Cette semaine, l'Europe va connaître de profonds changements politiques. La France et le Royaume-Uni élisent chacun un nouveau gouvernement dimanche et jeudi. Les Britanniques devront choisir un nouveau Premier ministre, les Français un nouveau Parlement. Les deux élections sont certes de nature très différentes, mais elles auront une grande influence sur la politique du Vieux Continent.
Royaume-Uni: «Same but different»
L'actuel Premier ministre britannique Rishi Sunak devra probablement passer le flambeau. Après 14 ans dans l'opposition, le parti travailliste et son actuel leader Keir Starmer pourraient prendre la tête du gouvernement britannique jeudi, si les sondages se confirment. Actuellement, le parti de centre-gauche bénéficie de 40% d'opinions favorables, les conservateurs des Tories de seulement 20%, comme le montrent les sondages représentatifs de la chaîne britannique BBC.
Qu'est-ce qui changera si le Centre-Gauche remplace les conservateurs? Pas grand-chose pour l'instant, du moins pas en politique étrangère. Le chef du Labour Keir Starmer, lui-même autrefois opposé au Brexit, a clairement déclaré qu'il ne reviendrait pas sur la sortie du Royaume-Uni de l'UE. Il souhaite toutefois améliorer les relations avec cette dernière.
Le programme électoral du parti travailliste prévoit d'alléger les contrôles aux frontières afin de réduire le coût des denrées alimentaires, de soutenir les tournées d'artistes et d'encourager la reconnaissance mutuelle des qualifications professionnelles. Parmi les changements proposés figure également un nouvel accord vétérinaire avec l'UE, destiné à améliorer les échanges commerciaux.

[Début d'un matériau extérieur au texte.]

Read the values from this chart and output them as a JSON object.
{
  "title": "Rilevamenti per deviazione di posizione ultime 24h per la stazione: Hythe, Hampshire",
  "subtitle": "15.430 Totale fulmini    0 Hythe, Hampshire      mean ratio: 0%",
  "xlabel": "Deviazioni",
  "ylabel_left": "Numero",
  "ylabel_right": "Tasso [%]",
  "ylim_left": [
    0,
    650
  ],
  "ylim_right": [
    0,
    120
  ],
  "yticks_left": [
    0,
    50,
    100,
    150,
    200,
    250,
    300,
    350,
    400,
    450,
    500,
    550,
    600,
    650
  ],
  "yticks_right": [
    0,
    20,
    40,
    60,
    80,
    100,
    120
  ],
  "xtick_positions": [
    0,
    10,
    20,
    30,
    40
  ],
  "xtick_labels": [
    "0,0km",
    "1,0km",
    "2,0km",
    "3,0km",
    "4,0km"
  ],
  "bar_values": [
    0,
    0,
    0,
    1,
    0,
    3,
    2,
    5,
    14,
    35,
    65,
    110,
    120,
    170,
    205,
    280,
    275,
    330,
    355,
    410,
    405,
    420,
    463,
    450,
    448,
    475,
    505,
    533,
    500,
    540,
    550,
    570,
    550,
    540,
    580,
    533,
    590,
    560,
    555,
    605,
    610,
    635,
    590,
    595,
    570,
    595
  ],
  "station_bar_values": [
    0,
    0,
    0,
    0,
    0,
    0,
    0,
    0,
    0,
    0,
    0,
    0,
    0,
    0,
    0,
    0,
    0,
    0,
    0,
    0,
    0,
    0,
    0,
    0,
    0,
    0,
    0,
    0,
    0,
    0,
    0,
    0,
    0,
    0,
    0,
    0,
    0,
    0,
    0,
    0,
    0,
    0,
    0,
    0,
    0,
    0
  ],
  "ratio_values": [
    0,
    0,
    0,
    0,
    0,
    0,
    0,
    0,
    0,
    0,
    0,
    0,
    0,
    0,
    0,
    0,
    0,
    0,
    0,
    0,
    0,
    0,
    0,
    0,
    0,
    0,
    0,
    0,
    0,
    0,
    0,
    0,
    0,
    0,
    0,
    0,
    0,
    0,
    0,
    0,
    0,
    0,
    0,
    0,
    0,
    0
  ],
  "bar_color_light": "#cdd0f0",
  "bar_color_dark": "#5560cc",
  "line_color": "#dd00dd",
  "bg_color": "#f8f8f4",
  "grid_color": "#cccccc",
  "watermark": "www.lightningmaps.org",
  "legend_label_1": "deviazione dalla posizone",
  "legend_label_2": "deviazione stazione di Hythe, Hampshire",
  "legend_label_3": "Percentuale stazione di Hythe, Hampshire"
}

Sur la question de l'Ukraine, Keir Starmer a aussi annoncé qu'il suivrait la ligne de ses rivaux conservateurs s'il était élu. Le parti travailliste s'est non seulement engagé à maintenir l'engagement du Royaume-Uni au sein de l'OTAN, mais il a aussi fait campagne pour un nouveau «pacte de sécurité» avec l'Europe, même si les détails de ce qu'il pourrait contenir restent vagues.
France: La rupture
Les élections françaises diffèrent en presque tous points des élections britanniques. Dans l'Hexagone, le président Emmanuel Macron a convoqué de nouvelles élections parlementaires début juin après les mauvais résultats de son parti aux élections européennes. Le deuxième tour aura lieu dimanche. Actuellement, ce n'est pas son parti ou sa coalition qui est en tête, mais le Rassemblement national (RN), parti d'extrême droite, dirigé par Marine Le Pen (55 ans).
Si le RN parvient à étendre son influence au Parlement français dimanche, les relations de la France avec l'Europe s'en trouveront fondamentalement modifiées. Le plus gros problème pour le parti est sa position prorusse. Marine Le Pen elle-même a déclaré en 2017 qu'elle «vénérait» le chef du Kremlin Vladimir Poutine. Jordan Bardella, l'élève politique de Le Pen et actuel président du parti, a en outre clairement indiqué qu'il était hors de question que la France envoie des troupes en Ukraine, contrairement à ce que laissait entendre Macron quelque temps plus tôt. De plus, le RN n'a pas encore voté de résolution pro-ukrainienne au Parlement européen.
Si Jordan Bardella, 28 ans, devenait Premier ministre, il pourrait soit mener une guérilla contre Macron, soit tenter de changer l'UE de l'intérieur. Avec le soutien de partis d'extrême droite dans plusieurs pays, le RN pourrait constituer une minorité de blocage au sein du Conseil des ministres de l'UE, orienter le cours de la politique européenne, bloquer l'aide à l'Ukraine et empêcher l'élargissement de l'UE. Cette stratégie pourrait éviter l'isolement de la France, mais aurait de graves conséquences pour l'Europe. Toujours est-il que le parti a entre-temps renoncé à l'idée de faire passer un «Frexit».
Des querelles programmées
La relation entre les deux pays est une histoire tumultueuse et cela ne va probablement pas s'arranger. David Lammy, qui sera probablement le nouveau ministre des Affaires étrangères du Royaume-Uni, a déjà traité Marine Le Pen de «fasciste».
L'un des principaux points de désaccord concernera la traversée de la Manche par les migrants. Certains experts ont fait remarquer qu'un gouvernement d'extrême droite pourrait éventuellement entraîner une augmentation du nombre de traversées vers Londres par de petites embarcations. Pour le dire simplement, un gouvernement français nationaliste, qui souhaite prendre des mesures sévères contre l'immigration, ne s'opposera guère à ce que des migrants quittent la France pour traverser la Manche.